Ici s’arrête le destin de Cendrillon dans l’histoire racontée entre autres par Perrault et les frères Grimm. Rhodopis, qui a inspiré son histoire, a quant à elle connu tous les rebondissements qui font les destins exceptionnels de celles destinées à la célébrité et à la gloire dans le monde réel. Hérodote en fait l’esclave d’un certain Jadmon, maître aussi du grand fabuliste Esope qui inspira tous les autres fabulistes après lui dont notre La Fontaine. Prostituée, elle fut rachetée par Charaxe qui n’est autre que le frère de Sappho, la plus grande poétesse de Grèce ancienne, et le dépouilla. En Grèce ancienne, les courtisanes et autres prostituées étaient les seules femmes, si elles étaient libres, à pouvoir jouir de leur propre fortune. Rhodopis est une de ces courtisanes devenue aussi riche que célèbre.
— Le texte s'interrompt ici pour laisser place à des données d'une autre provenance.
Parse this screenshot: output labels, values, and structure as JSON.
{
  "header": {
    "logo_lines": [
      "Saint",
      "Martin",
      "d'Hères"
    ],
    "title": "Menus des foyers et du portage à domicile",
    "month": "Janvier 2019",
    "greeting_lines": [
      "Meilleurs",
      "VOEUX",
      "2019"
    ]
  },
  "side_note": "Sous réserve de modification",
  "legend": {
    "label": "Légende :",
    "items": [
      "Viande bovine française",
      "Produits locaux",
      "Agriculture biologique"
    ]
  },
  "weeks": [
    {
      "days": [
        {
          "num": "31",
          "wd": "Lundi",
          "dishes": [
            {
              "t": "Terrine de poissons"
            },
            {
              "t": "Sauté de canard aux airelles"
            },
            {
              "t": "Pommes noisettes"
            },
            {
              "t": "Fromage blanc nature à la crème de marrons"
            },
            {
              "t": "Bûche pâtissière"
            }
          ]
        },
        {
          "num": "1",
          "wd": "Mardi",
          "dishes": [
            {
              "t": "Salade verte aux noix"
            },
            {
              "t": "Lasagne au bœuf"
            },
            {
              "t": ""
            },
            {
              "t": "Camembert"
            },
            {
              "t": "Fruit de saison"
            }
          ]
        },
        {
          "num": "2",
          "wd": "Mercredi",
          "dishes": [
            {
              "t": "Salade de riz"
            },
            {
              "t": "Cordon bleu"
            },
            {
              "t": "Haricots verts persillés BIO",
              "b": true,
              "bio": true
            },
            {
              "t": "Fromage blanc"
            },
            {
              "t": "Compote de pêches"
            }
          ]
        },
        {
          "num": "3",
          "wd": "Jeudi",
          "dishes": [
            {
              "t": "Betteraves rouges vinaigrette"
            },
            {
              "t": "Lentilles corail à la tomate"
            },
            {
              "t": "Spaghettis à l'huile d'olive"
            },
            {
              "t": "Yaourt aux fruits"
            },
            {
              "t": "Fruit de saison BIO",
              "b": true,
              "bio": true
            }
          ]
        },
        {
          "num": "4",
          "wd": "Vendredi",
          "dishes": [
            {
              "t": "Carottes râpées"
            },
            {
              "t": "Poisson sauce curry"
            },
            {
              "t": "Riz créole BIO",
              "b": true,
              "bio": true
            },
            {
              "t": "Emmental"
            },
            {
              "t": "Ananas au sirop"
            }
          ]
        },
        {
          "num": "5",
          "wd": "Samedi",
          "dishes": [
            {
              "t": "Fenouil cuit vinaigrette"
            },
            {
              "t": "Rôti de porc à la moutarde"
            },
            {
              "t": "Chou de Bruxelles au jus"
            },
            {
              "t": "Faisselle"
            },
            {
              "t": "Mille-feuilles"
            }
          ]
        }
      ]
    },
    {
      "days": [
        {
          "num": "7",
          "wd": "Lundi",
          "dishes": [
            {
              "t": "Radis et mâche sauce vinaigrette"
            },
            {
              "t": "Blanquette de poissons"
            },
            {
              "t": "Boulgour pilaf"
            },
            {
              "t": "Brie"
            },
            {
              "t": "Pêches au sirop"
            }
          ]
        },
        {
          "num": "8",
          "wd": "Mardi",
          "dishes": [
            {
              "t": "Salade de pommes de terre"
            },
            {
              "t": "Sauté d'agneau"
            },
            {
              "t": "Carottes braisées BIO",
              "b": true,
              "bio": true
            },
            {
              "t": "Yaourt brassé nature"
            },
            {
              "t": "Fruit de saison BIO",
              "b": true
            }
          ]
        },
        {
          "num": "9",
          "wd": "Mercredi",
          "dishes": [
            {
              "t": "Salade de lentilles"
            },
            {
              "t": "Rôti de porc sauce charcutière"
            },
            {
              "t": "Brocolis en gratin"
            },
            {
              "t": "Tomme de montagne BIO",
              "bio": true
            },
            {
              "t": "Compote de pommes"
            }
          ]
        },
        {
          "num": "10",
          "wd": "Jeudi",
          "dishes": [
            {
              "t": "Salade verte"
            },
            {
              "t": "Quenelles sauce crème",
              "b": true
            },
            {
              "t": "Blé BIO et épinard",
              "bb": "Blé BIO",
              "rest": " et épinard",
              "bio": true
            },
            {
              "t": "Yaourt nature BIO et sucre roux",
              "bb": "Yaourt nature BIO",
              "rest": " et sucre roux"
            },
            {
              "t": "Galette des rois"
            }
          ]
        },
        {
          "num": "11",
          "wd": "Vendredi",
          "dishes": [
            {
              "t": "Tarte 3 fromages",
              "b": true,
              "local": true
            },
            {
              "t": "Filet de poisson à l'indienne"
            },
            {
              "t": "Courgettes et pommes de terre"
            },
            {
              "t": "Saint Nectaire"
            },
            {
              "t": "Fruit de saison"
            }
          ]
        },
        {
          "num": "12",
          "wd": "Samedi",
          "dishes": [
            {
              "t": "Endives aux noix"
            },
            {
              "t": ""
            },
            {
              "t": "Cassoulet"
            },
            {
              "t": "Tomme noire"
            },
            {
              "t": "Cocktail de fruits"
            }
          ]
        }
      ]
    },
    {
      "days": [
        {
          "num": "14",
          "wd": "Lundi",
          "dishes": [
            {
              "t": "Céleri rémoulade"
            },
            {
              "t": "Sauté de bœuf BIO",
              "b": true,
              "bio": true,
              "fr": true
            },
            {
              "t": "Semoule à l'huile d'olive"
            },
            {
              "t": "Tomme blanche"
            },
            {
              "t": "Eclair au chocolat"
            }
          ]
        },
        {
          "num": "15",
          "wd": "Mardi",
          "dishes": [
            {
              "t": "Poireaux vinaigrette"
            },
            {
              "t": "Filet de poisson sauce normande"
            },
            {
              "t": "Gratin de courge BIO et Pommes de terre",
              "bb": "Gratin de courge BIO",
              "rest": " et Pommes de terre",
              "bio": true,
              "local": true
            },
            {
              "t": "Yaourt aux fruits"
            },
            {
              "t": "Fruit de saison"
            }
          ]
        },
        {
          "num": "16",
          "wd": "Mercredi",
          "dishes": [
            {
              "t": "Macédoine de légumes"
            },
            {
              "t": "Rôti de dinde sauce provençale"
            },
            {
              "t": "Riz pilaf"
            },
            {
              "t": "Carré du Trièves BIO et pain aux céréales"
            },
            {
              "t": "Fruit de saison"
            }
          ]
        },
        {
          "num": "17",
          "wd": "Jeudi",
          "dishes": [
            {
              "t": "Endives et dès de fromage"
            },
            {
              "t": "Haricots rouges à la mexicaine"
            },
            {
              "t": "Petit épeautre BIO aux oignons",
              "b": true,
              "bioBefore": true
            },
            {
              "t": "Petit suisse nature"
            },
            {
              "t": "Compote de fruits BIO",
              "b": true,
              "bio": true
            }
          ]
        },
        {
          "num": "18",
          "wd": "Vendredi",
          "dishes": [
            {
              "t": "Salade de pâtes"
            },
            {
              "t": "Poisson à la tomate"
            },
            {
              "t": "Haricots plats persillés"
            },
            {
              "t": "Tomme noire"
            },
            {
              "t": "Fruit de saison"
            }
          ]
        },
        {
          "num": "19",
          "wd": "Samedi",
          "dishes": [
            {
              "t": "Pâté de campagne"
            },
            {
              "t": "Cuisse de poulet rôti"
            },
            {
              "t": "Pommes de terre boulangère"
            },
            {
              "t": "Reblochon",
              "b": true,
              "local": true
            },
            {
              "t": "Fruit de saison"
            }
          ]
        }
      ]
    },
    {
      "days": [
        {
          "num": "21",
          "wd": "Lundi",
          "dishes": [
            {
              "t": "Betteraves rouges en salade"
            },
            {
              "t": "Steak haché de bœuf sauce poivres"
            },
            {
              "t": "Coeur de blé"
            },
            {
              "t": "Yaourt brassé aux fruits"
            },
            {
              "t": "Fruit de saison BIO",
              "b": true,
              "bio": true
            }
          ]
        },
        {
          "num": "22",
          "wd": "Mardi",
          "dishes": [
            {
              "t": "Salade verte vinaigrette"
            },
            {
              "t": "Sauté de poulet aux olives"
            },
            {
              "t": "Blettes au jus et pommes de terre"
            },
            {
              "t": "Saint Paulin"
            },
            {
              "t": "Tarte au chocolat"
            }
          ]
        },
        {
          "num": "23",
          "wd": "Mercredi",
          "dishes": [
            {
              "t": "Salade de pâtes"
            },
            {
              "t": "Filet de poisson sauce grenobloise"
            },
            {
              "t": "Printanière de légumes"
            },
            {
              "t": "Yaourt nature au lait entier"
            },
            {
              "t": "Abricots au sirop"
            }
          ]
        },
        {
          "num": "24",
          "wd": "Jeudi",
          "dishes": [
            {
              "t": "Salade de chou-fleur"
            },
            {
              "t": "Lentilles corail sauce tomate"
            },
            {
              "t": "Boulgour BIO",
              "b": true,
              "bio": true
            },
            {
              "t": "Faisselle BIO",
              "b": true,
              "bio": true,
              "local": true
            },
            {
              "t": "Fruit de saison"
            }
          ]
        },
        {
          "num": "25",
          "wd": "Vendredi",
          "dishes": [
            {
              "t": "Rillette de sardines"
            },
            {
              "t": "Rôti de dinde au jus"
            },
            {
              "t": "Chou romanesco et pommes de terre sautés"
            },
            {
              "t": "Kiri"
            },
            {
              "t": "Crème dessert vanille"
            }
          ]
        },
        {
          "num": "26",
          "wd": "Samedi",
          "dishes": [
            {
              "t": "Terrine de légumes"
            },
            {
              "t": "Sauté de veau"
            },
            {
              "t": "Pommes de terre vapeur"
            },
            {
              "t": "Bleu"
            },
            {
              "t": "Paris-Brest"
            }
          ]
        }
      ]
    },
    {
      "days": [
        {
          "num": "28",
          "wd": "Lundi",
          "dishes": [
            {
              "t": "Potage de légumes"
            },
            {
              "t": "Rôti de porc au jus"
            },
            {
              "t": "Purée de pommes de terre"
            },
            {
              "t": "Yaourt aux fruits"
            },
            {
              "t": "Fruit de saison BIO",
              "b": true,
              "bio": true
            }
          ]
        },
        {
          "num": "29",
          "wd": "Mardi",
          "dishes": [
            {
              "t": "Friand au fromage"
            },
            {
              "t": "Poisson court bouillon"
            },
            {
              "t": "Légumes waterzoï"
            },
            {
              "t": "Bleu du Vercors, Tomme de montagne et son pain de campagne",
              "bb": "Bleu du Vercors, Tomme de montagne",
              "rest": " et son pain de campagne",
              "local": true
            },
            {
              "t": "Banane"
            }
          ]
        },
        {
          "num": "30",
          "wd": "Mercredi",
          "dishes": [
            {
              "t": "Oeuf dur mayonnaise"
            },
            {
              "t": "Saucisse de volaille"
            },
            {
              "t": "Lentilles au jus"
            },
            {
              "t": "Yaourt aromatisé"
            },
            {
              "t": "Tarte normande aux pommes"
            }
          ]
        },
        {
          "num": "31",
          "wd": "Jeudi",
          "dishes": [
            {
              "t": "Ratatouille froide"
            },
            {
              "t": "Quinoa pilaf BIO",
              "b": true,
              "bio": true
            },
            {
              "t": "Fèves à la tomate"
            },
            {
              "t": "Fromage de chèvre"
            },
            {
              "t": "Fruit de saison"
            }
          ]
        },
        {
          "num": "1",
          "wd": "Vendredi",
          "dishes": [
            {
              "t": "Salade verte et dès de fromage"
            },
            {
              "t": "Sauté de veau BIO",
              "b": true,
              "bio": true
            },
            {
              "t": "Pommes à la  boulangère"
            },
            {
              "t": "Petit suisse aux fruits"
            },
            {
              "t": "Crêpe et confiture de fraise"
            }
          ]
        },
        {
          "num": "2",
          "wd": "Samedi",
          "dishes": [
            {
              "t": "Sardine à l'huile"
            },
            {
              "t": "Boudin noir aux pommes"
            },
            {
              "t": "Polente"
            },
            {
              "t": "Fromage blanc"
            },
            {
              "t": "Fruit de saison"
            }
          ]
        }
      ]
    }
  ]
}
Elle est connue aussi pour avoir offert au temple de Delphes avec 1/10 de sa fortune  des broches à boeufs. Si ce cadeau paraît un peu étrange, il faut se rappeler que les Grecs sacrifiaient des animaux dont ils consommaient la viande tandis que les dieux étaient censés en déguster les fumées. Pour une courtisane, c’est autant un acte démontrant sa piété que son influence au sein de sa communauté qui lui permet d’avoir de l’argent et d’en faire ce que bon lui semble jusqu’à participer à ce qu’il y a de plus sacré. C’est une façon très masculine de démontrer son pouvoir. Enfin, puisque les récits font d’elle une courtisane riche, célèbre, sans scrupules, devenue femme de pharaon, il ne faut pas s’étonner que Strabon lui attribue une pyramide, marque d’un immense prestige.

Par sa complexité, le personnage de Rhodope qui a donné naissance au mythe de Cendrillon illustre bien plus que cette dernière une destinée dont la réussite est basée sur les dons d’Aphrodite : de la beauté malgré l’aliénation, la prostitution, la séduction permettant l’escroquerie, son avènement par son mariage royal et son immortalisation dans une pyramide. C’est une figure plus subversive que son pourtant plus célèbre avatar de conte de fées, et de fait, il faut bien reconnaître que lorsqu’on suit son parcours tel que l’ont raconté les divers historiens, il ressemble beaucoup plus à une destinée comme en ont vécu beaucoup de favorisées d’Aphrodite historiques – de Théodora aux maîtresses des grands rois telles que Wallis Simpson et d’autres encore – dans un monde laissant si peu de pouvoir aux femmes, à savoir une réussite basée sur la beauté, la sexualité ou la prostitution, l’amour.